Le président de l’Assemblée Nationale du Sénégal passe à l’action. Une commission d’enquête parlementaire est créée pour éclaircir la gestion des marchés du programme « Un Étudiant, Un Ordinateur », un dossier qui soulève des questions cruciales.
Les citoyens sénégalais attendent des réponses. Le Groupe Pastef-Les Patriotes, mené par Ousmane Sonko, a décidé de lancer une commission d’enquête parlementaire pour examiner les irrégularités présumées dans la passation et l’exécution des marchés du programme « Un Étudiant, Un Ordinateur ». Ce programme, lancé en 2017, cumule un engagement financier annuel d’environ six milliards de francs Cfa, soit un total de quarante-huit milliards sur huit éditions. Les manquements identifiés pourraient avoir des conséquences économiques et sociales graves pour le pays.
Une enquête parlementaire pour démêler le vrai du faux
Selon les parlementaires du Sénégal, plusieurs irrégularités ont été constatées dans la gestion de ce programme. Parmi celles-ci : l’absence d’appels d’offres pour des montants dépassant cinquante millions de FCfa, en violation de l’article 53 du Code des marchés publics ; le non-respect des procédures de contrôle a priori par la Direction centrale des marchés publics (Dcmp) ; et l’absence d’inscription du programme au plan de passation des marchés du ministère de l’Enseignement supérieur. De plus, aucun contrat n’aurait été approuvé par le ministre des Finances, pourtant obligatoire pour les marchés dépassant trois cents millions de FCfa.
Les faits sont accablants : depuis 2017, des contrats irréguliers de plusieurs milliards de francs Cfa auraient été signés sans respect des règles de la commande publique. Une condamnation de l’État à payer une seconde fois près d’un milliard deux cent cinquante millions de francs Cfa, ainsi que des allégations de détournement portant sur plus d’un milliard de francs Cfa, ont déjà été signalées.
Un fonds de garantie de 2 milliards de FCfa sans transparence
Parmi les éléments les plus troublants, les parlementaires pointent l’existence d’un fonds de garantie de près de deux milliards de FCfa versé auprès d’Ecobank. Aucune information n’est disponible sur son origine, sa gestion, son gestionnaire ou son utilisation. Pire encore, treize comptes et sous-comptes bancaires seraient liés à ce programme, alors qu’un procès-verbal de passation de service n’en mentionnait que trois. Un solde de huit cent soixante-quatre millions huit cent cinquante-sept mille huit cents francs Cfa aurait été dispersé sur ces comptes sans justification documentaire.
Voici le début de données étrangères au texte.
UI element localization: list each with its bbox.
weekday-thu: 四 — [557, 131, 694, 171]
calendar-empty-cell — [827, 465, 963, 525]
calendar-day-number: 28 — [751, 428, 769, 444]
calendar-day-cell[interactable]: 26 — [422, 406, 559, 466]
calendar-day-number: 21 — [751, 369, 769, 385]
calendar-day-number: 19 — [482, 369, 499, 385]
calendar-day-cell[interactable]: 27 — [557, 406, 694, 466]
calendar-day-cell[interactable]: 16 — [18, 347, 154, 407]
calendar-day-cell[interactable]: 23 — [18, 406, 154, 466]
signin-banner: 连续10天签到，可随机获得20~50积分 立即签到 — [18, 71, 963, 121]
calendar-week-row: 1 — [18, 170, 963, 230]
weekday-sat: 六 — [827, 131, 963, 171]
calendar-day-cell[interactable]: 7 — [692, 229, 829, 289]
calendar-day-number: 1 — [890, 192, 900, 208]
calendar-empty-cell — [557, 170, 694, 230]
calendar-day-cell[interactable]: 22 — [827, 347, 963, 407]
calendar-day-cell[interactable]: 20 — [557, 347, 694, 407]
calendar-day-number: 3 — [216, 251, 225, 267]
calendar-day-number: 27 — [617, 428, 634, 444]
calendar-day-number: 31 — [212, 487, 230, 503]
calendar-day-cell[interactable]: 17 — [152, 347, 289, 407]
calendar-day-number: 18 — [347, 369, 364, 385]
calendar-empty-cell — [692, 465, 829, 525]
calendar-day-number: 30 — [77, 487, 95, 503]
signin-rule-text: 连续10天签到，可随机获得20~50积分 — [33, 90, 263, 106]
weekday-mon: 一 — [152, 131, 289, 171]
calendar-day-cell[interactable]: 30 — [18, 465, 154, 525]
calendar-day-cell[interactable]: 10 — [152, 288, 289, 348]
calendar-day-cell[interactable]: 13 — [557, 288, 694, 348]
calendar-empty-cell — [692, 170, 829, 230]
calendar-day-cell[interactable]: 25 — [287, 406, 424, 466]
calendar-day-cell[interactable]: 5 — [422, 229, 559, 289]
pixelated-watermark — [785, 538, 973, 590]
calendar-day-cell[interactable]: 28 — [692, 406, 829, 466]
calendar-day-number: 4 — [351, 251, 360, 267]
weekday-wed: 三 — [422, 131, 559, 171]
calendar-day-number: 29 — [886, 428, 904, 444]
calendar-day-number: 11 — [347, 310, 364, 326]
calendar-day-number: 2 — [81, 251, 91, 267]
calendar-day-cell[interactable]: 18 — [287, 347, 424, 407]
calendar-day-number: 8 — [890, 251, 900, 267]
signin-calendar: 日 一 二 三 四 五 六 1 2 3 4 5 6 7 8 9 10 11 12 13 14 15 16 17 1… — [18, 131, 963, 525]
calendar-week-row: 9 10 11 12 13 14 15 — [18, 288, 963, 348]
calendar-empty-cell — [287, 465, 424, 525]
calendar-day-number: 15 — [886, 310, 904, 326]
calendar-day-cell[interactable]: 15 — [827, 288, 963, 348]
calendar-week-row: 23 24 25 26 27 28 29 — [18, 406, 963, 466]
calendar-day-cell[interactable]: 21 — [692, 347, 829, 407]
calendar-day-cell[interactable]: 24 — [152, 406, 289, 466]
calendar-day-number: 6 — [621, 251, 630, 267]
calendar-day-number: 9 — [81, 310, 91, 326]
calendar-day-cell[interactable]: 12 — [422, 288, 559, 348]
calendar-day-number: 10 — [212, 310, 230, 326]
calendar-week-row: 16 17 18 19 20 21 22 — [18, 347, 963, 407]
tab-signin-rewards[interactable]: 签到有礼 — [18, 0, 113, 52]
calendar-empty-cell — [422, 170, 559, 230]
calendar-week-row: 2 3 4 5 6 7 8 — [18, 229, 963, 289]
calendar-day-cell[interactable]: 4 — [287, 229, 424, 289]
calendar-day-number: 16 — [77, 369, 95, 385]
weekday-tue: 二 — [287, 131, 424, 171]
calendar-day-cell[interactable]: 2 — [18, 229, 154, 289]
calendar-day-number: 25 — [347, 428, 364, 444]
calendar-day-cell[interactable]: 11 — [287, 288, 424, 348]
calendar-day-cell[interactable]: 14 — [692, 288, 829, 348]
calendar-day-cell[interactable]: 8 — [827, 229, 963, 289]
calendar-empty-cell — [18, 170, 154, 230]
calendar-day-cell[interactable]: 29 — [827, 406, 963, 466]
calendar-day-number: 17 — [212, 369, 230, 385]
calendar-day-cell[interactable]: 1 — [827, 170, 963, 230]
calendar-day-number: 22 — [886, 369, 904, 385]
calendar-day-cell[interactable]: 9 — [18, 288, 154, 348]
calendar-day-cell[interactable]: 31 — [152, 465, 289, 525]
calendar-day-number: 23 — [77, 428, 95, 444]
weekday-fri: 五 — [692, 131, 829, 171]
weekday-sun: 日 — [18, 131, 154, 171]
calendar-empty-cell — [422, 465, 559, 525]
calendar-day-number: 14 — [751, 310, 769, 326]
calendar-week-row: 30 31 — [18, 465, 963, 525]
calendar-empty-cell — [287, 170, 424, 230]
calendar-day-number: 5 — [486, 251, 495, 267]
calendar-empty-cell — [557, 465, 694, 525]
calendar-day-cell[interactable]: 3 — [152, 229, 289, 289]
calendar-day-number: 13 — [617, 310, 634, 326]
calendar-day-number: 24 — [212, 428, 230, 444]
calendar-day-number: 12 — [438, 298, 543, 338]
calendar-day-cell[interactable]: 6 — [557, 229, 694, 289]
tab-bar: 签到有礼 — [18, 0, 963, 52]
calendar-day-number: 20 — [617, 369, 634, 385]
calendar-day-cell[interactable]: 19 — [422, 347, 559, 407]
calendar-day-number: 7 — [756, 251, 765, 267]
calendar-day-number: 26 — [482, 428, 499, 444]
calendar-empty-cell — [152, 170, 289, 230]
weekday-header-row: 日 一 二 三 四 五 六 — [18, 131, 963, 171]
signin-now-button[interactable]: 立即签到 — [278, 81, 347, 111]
Autre révélation inquiétante : environ huit cents ordinateurs, acquis sur fonds publics et jamais distribués aux étudiants, seraient entreposés à l’Université Cheikh Anta Diop de Dakar (Ucad), présentant des dysfonctionnements. Lors de l’édition 2023, un virement d’un milliard quatre cent quarante-six millions deux cent soixante-quinze mille francs Cfa a été effectué pour le paiement de sept mille cinquante-cinq ordinateurs à une société intermédiaire non contractante de l’État, sans contrat retrouvé pour cet exercice.
Ousmane Sonko vise les responsables politiques et administratifs
Le Groupe Pastef ne compte pas s’arrêter là. Il entend élargir l’enquête à tous les acteurs impliqués dans ce dossier depuis 2017. Sont notamment visés : les ministres des Finances et de l’Enseignement supérieur, les directeurs, chefs de service, ainsi que les responsables des entités comme la Direction générale de l’Enseignement supérieur, la Direction du financement des établissements d’enseignement supérieur (Dfees), la Direction centrale des marchés publics (Dcmp) et l’Autorité de régulation de la commande publique (Arcop). Toutes les personnes physiques ou morales ayant joué un rôle dans la passation ou l’exécution de ces marchés pourraient être interrogées.
Face à l’ampleur des irrégularités présumées et leurs conséquences potentielles, Ousmane Sonko et ses alliés estiment qu’une enquête parlementaire est indispensable pour rétablir la vérité et garantir une gestion transparente des fonds publics.